Thursday, February 17, 2011

2-17-11 - "New Low" ~ Middle Class Rut

When the band name is this awesome, you know the song is gonna be good.  Ok, maybe not.  But this one has a catchy, driving beat to it, and I think the message is a good one too.  Anyone who's made it to adulthood, gone to college and gotten a "real job", or maybe gotten a "real job" without going to college, will likely find out that things aren't always roses.  The grind of a 9-to-5 desk job can be quite taxing.  The grind of a job involving manual labor can be grueling.  The "rewards" (making money so you can buy things so you can keep up with the Joneses) aren't necessarily worth putting up with things.  And unless you're really lucky, even if you're doing something in which you're interested, you probably will not want to keep doing it 5 days a week for the rest of your life.  

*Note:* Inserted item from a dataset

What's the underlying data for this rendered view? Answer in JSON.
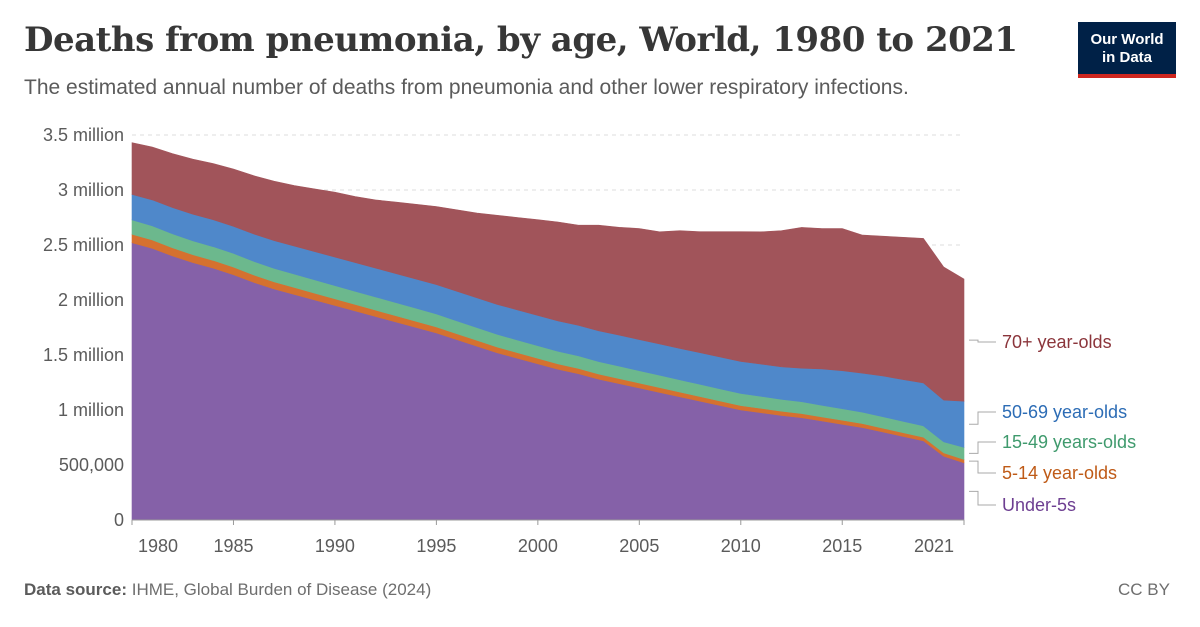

Yet, once we are in the system, and once we've started living the "American Dream", we find it incredibly hard to break free of it (the "middle class rut").  At some point, we each hit a new low - depression stemming from the mundane aspects of bringing home the bacon, putting up with corporate red tape and the inanity of office chatter, having our  efforts go unappreciated, or whatever else it may be.  When we were kids, we dreamt of being astronauts or athletes or movie stars or princesses.  Then, when we became old enough to realize that these were not realistic for most of us, we moved on to more "normal" aspirations.  And even if we've reached these goals, we may find they are not as fulfilling as we had imagined.


To quote a movie you may have seen, " Advertising has us chasing cars and clothes, working jobs we hate so we can buy stuff we don't need. We're the middle children of history, man. No purpose or place. We have no Great War. No Great Depression. Our Great War's a spiritual war... our Great Depression is our lives. We've all been raised on television to believe that one day we'd all be millionaires, and movie gods, and rock stars. But we won't. And we're slowly learning that fact."


Don't let yourself be bogged down in the rut of consumerism, and don't let your life be wasted away working for the man.  If you have a job you can tolerate and it provides for your family and allows you to spend time with people you love doing things you love, great.  But if you're just plugging away to pay for your 789 channels of HD TV and your leased Audi, maybe you should reconsider your priorities, and the true cost of this lifestyle.


One more quote from one of my favorite bands: "Decide what to be, and go be it."


Enough blathering, here's the song:




"After your dreams have all died and morning is in mourning... what are you?"